Идти было далеко, к поселку имени Первой Пятилетки, но там, наверху, на взгорке, оказались густые заросли мелколиственного ивнячка, с низкой парковой травкой между ними, а может быть, это была просто отава. Кустики тогда были выше меня, и, едва я зашел за один из них, дед испугался, что меня потеряет, и взял за руку. Мне хотелось бегать, а дед держал меня, и это было все равно, как если бы мою руку вложили в обвалившуюся старую печь, потому что ладонь у деда была жесткая и сухая и покалывала, как угли. Крутой был старик, но по тропинке, в легких движениях травяного ветерка, вел меня нежно. От красноватого вечернего солнца тянулось к нам медленное гудение, и скоро оно стало так слышно, что его я и запомнил на всю жизнь.
Дед остановился, приставил свободную руку козырьком над бровями, поглядел-поглядел на гудящее солнце и повел меня в желанный мой кустарник. Вел он недолго, ступил шагов десять с тропки, скинул с себя телогрейку, расстелил и велел мне лечь:
— Ложись, внучок, герман летит.
Я лег на спину на эту дедову телогрейку, пахнущую сеном, уставился в белесое, непроглядное от зноя небо. По-моему, не так страшно было, как любопытно.

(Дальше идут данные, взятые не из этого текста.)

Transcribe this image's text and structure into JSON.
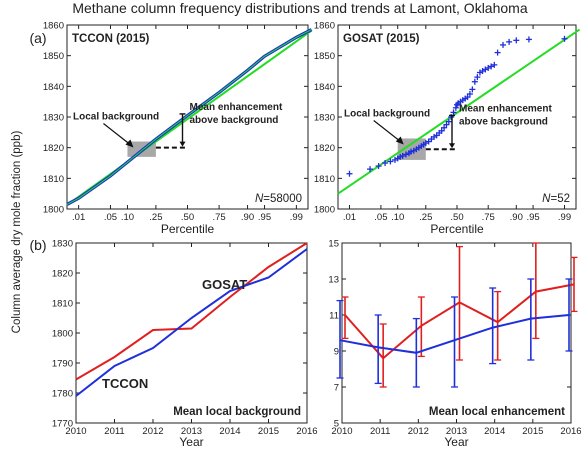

Дед закуривал, сидя надо мной на откинутом телогреечном рукаве, видны были его цыгановатая, в бурых прожилках и седых волосках, щека и плоские сильные пальцы, лепившие самокрутку.
Гул наплывал высоко, отвесно, падуче, и скоро в небе надо мной появились три грязных поблескивающих крестика, выдвинутые углом. Голова у меня, как всегда бывает, когда долго глядишь в зенит, кружилась, и мне казалось, что крестики стоят надо мной в небе, а я сам затылком вперед продвигаюсь под них.
Дед курил, глядя туда, куда я двигался, и скоро оттуда чинно, чуть колеблемые зноем, словно вышитые на занавеске, ряд за рядом стали выдвигаться новые треугольники крестов, не помню, сколько их было.
Так они все и прогудели над нами, и уже начала было укладываться по холмам растрепанная тишина, как вдруг впереди меня низко над кустами, на уровне городских крыш, блеснула желто-синяя вспышка, и, пока я приподнимался, тянулся к ней с телогрейки, добрался до меня от вспышки гром и единым хлопком повалил навзничь.